Hello Florida! Romney Takes to the Airwaves

An interesting subplot to this early election season was whether President Obama was even going to complete in Florida with a lot of anecdotal evidence that the Sunshine State may be a bridge too far for him in 2012. Strangely no Florida market was in the top 10 in ad spending in the weekly surveys despite its rich electoral college haul.  That changed this past week when the Obama campaign opened up a new front with major spends in Fort Myers and Tampa-St. Petersburg.  From my vantage point, these were ad dollars previously spent in North Carolina that are being shifted to Florida — a state with better prospects for the President. Well, it looks like Mitt Romney is meeting the President head-on with his own new spend in the state:

Mitt Romney’s campaign bought its first ad spots in Florida since he became the presumptive Republican nominee for president, according to a GOP ad buying source. The campaign is spending $631,685 on ads that began airing Friday in four of the ten Florida media markets – Tampa, Orlando, Jacksonville, and Ft. Myers. They represent essential battleground territories as Romney will need to win Florida’s 29 electoral votes this November. Featured in the spot that airs until July 3rd is the president’s former opponent – Hillary Clinton. Using footage from a 2008 press conference, the Romney campaign accuses the president’s team this year of dishonest tactics a charge similar to one from Clinton four years ago.

The “Hillary ad” will face steep competition on Florida air waves. The Obama campaign is spending $1,347,066 from June 21st – July 2nd in the same media markets as the Romney ad, as well as in Miami, West Palm Beach, and Gainesville, according to the GOP ad buying source. This brings the president’s reelection ad buys in Florida to $12,208,554 since April.
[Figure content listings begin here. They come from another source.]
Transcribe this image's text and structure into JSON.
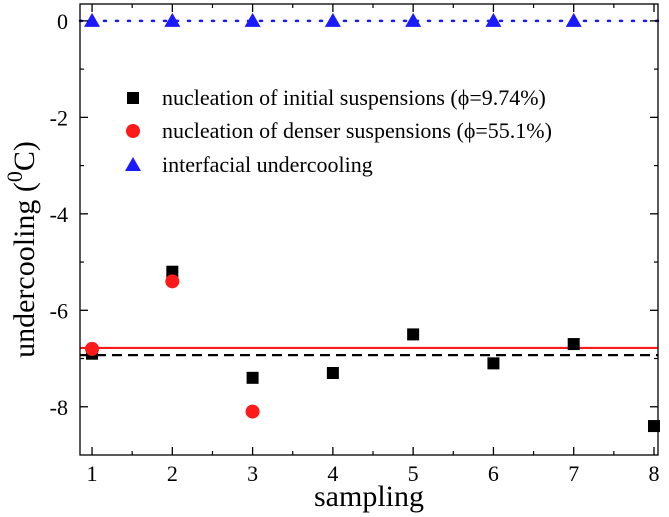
{
  "chart_data": {
    "type": "scatter",
    "xlabel": "sampling",
    "ylabel_main": "undercooling (",
    "ylabel_sup": "0",
    "ylabel_tail": "C)",
    "xlim": [
      0.85,
      8.05
    ],
    "ylim": [
      -9.0,
      0.35
    ],
    "xticks": [
      "1",
      "2",
      "3",
      "4",
      "5",
      "6",
      "7",
      "8"
    ],
    "yticks": [
      "0",
      "-2",
      "-4",
      "-6",
      "-8"
    ],
    "ytick_values": [
      0,
      -2,
      -4,
      -6,
      -8
    ],
    "series": [
      {
        "name": "nucleation of initial suspensions (ϕ=9.74%)",
        "marker": "square",
        "color": "#000000",
        "x": [
          1,
          2,
          3,
          4,
          5,
          6,
          7,
          8
        ],
        "y": [
          -6.9,
          -5.2,
          -7.4,
          -7.3,
          -6.5,
          -7.1,
          -6.7,
          -8.4
        ]
      },
      {
        "name": "nucleation of denser suspensions (ϕ=55.1%)",
        "marker": "circle",
        "color": "#ff1a1a",
        "x": [
          1,
          2,
          3
        ],
        "y": [
          -6.8,
          -5.4,
          -8.1
        ]
      },
      {
        "name": "interfacial undercooling",
        "marker": "triangle",
        "color": "#1a1aff",
        "x": [
          1,
          2,
          3,
          4,
          5,
          6,
          7
        ],
        "y": [
          0,
          0,
          0,
          0,
          0,
          0,
          0
        ]
      }
    ],
    "reference_lines": [
      {
        "y": -6.78,
        "color": "#ff1a1a",
        "style": "solid"
      },
      {
        "y": -6.93,
        "color": "#000000",
        "style": "dashed"
      },
      {
        "y": 0,
        "color": "#1a1aff",
        "style": "dotted"
      }
    ],
    "legend_position": "upper-left"
  }
}
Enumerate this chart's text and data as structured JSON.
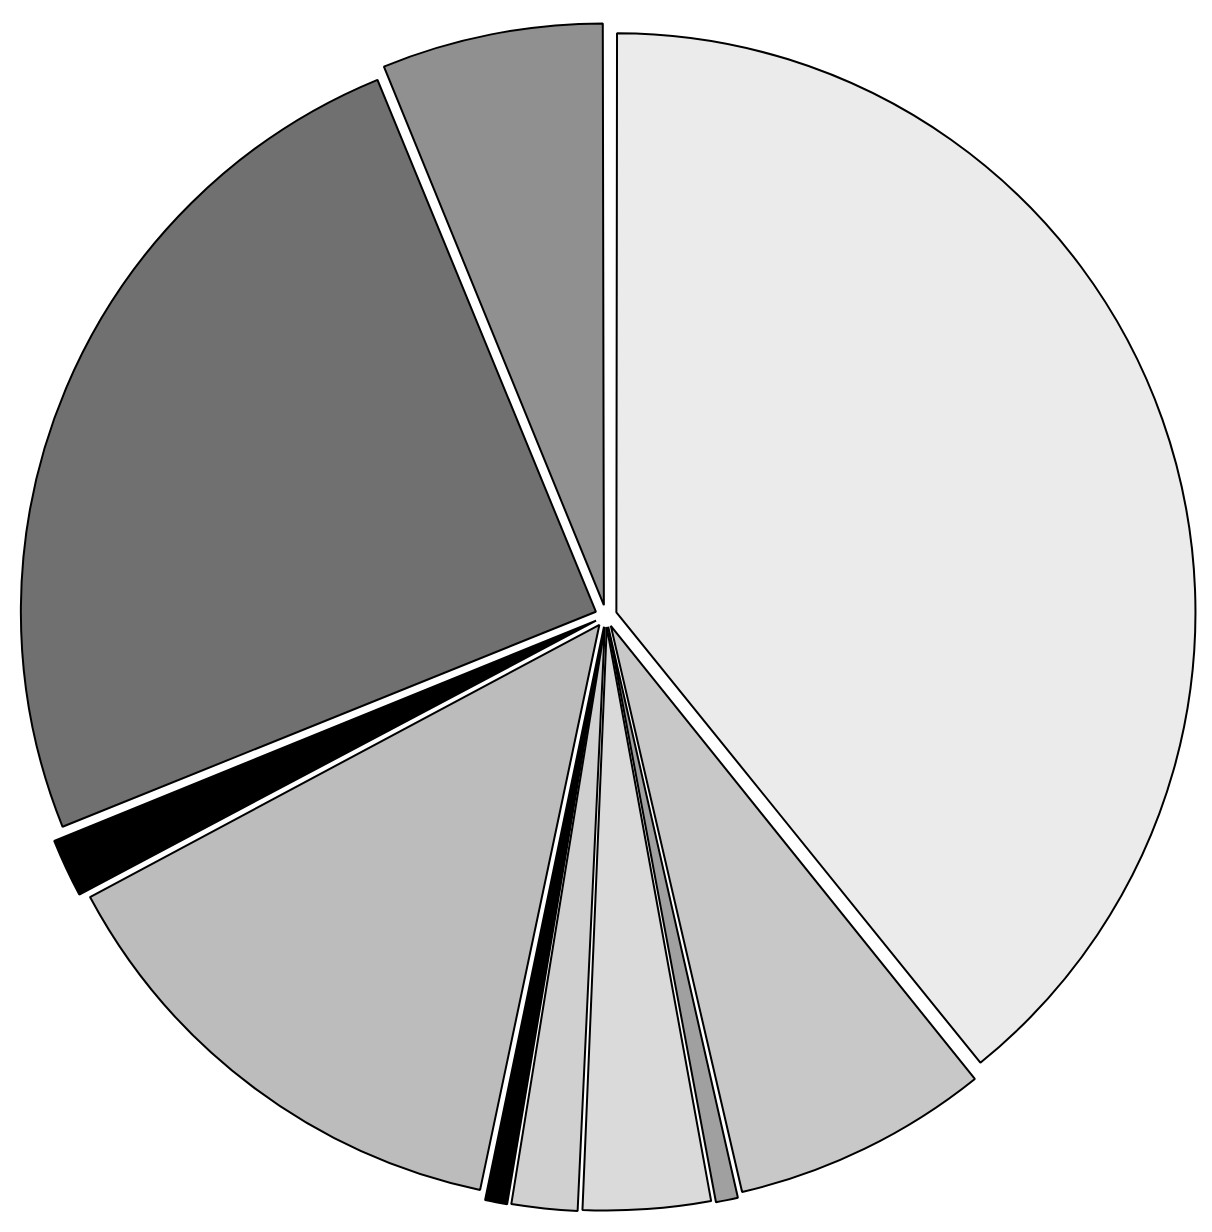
{
  "chart_data": {
    "type": "pie",
    "categories": [
      null,
      null,
      null,
      null,
      null,
      null,
      null,
      null,
      null,
      null
    ],
    "values": [
      39.2,
      7.2,
      0.7,
      3.6,
      1.9,
      0.7,
      13.9,
      1.7,
      24.9,
      6.2
    ],
    "colors": [
      "#ebebeb",
      "#c8c8c8",
      "#a0a0a0",
      "#dadada",
      "#d0d0d0",
      "#000000",
      "#bcbcbc",
      "#000000",
      "#707070",
      "#909090"
    ],
    "legend": false
  }
}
Romney Campaign Ramps-Up Florida Operations

THE state that famously decided the 2000 Presidential contest no longer holds its preeminent position as ground zero for campaign Battlegrounds (that distinction is shared by Virginia and Ohio today).  But Florida is still supremely important with its 29 electoral votes and often close polling results. Today, Adam Smith in the Tampa Bay Times has a meaty write-up on the nascent and expanding efforts of the Romney campaign in the Sunshine State  and even a Battleground county mention.
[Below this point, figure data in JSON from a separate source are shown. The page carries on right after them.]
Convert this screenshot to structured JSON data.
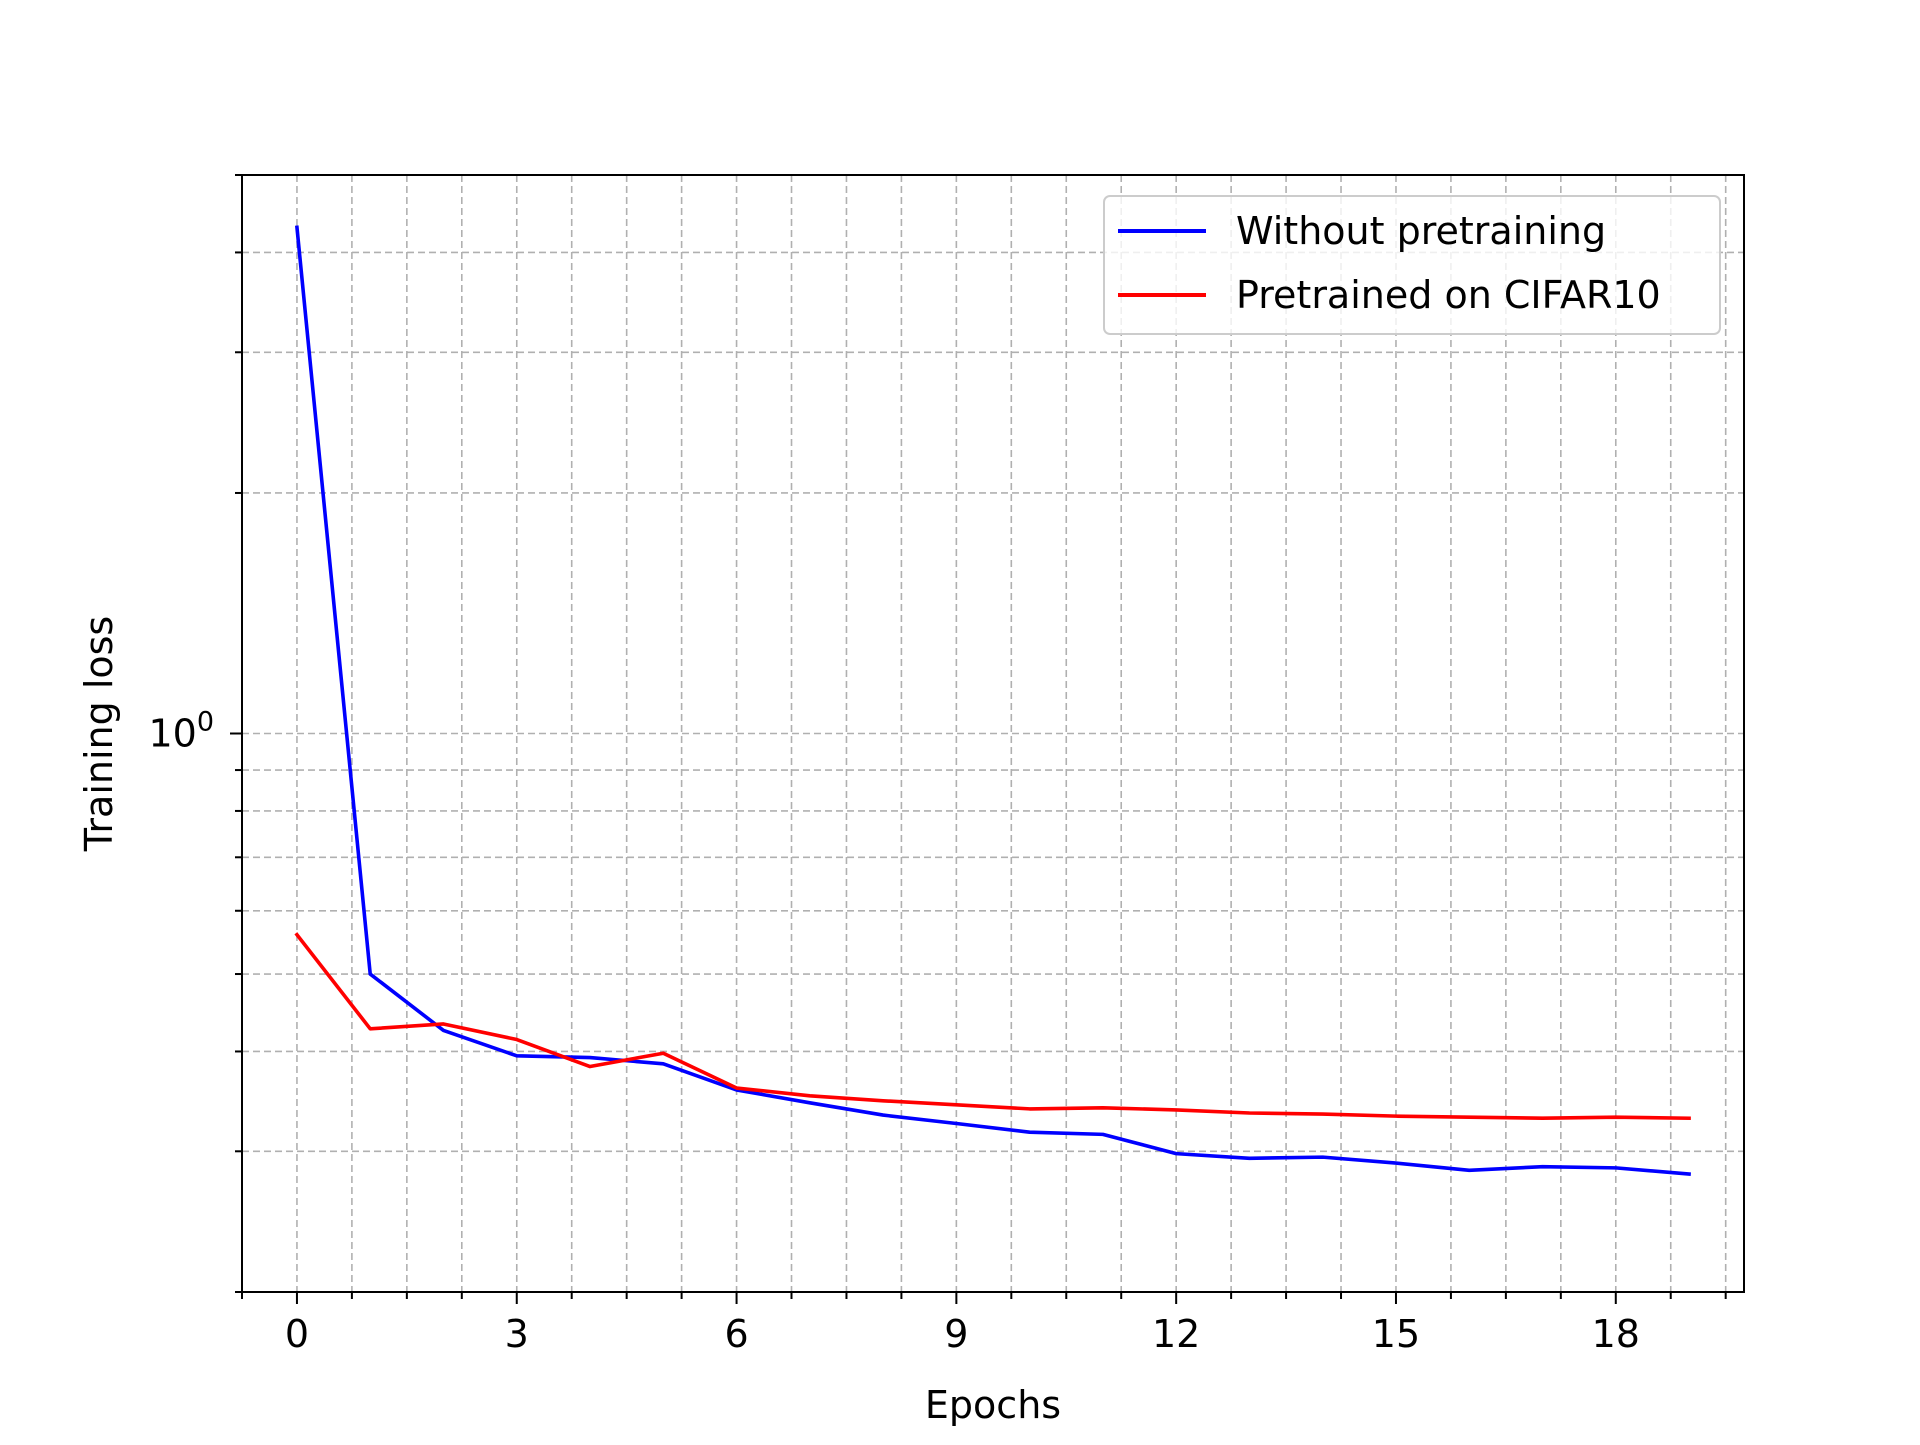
{
  "chart_data": {
    "type": "line",
    "title": "",
    "xlabel": "Epochs",
    "ylabel": "Training loss",
    "yscale": "log",
    "xlim": [
      -0.75,
      19.75
    ],
    "ylim": [
      0.2,
      5.0
    ],
    "grid": true,
    "legend_position": "top-right",
    "x_ticks": [
      0,
      3,
      6,
      9,
      12,
      15,
      18
    ],
    "x_tick_labels": [
      "0",
      "3",
      "6",
      "9",
      "12",
      "15",
      "18"
    ],
    "y_tick_labels": [
      {
        "base": "10",
        "exponent": "0",
        "value": 1.0
      }
    ],
    "x": [
      0,
      1,
      2,
      3,
      4,
      5,
      6,
      7,
      8,
      9,
      10,
      11,
      12,
      13,
      14,
      15,
      16,
      17,
      18,
      19
    ],
    "series": [
      {
        "name": "Without pretraining",
        "color": "#0000ff",
        "values": [
          4.3,
          0.5,
          0.425,
          0.395,
          0.393,
          0.386,
          0.358,
          0.345,
          0.333,
          0.325,
          0.317,
          0.315,
          0.298,
          0.294,
          0.295,
          0.29,
          0.284,
          0.287,
          0.286,
          0.281
        ]
      },
      {
        "name": "Pretrained on CIFAR10",
        "color": "#ff0000",
        "values": [
          0.56,
          0.427,
          0.433,
          0.414,
          0.383,
          0.398,
          0.36,
          0.352,
          0.347,
          0.343,
          0.339,
          0.34,
          0.338,
          0.335,
          0.334,
          0.332,
          0.331,
          0.33,
          0.331,
          0.33
        ]
      }
    ]
  }
}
Obama won Florida by less than 3 percentage points in 2008 after mounting the largest statewide campaign operation ever seen here. The effort promises to be even bigger in 2012, but Republicans are banking on a turnout operation more like George W. Bush’s formidable 2004 campaign than McCain’s. The latest Florida polls show a dead heat, and both sides understand that if Romney loses Florida it’s next to impossible for him to win the White House.

Despite the reality that Florida is not mandatory for an Obama re-election, his campaign is unloading on the state with both barrels:

For 10 months, President Barack Obama has been steadily building a voter mobilization army here and now has about 100 paid staffers, 27 field offices and thousands of volunteers working almost every day to deliver Florida’s 29 electoral votes. A click on Romney’s Florida campaign website Thursday found no upcoming events in the state, while Obama’s site showed 194 events within 40 miles of downtown Tampa.
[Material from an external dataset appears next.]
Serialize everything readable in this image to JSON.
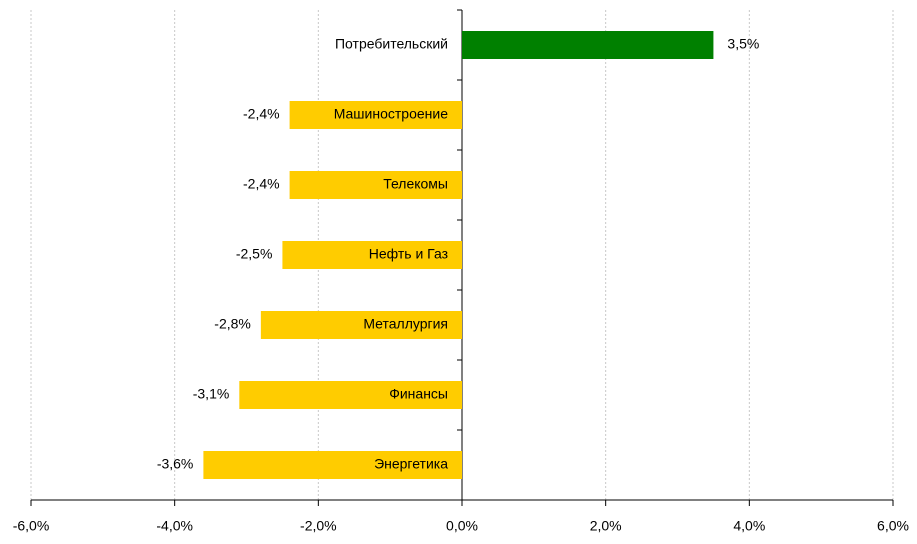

A rather daunting operation for a candidate who until recently had little more than a skeleton operation.  But “optimism abounds among Republicans across Florida”:

Veteran activists see the start of a Florida campaign operation far more robust than John McCain’s anemic effort four years ago, and they see a Republican electorate fired up to defeat Obama. “The difference between 2008 with (John) McCain and 2012 — I could cry with relief. The people running the Florida campaign today are professional, they’re sharp, they’re disciplined. It’s like we have grownups in the room, people who know what they’re doing and lots of enthusiasm from volunteers.”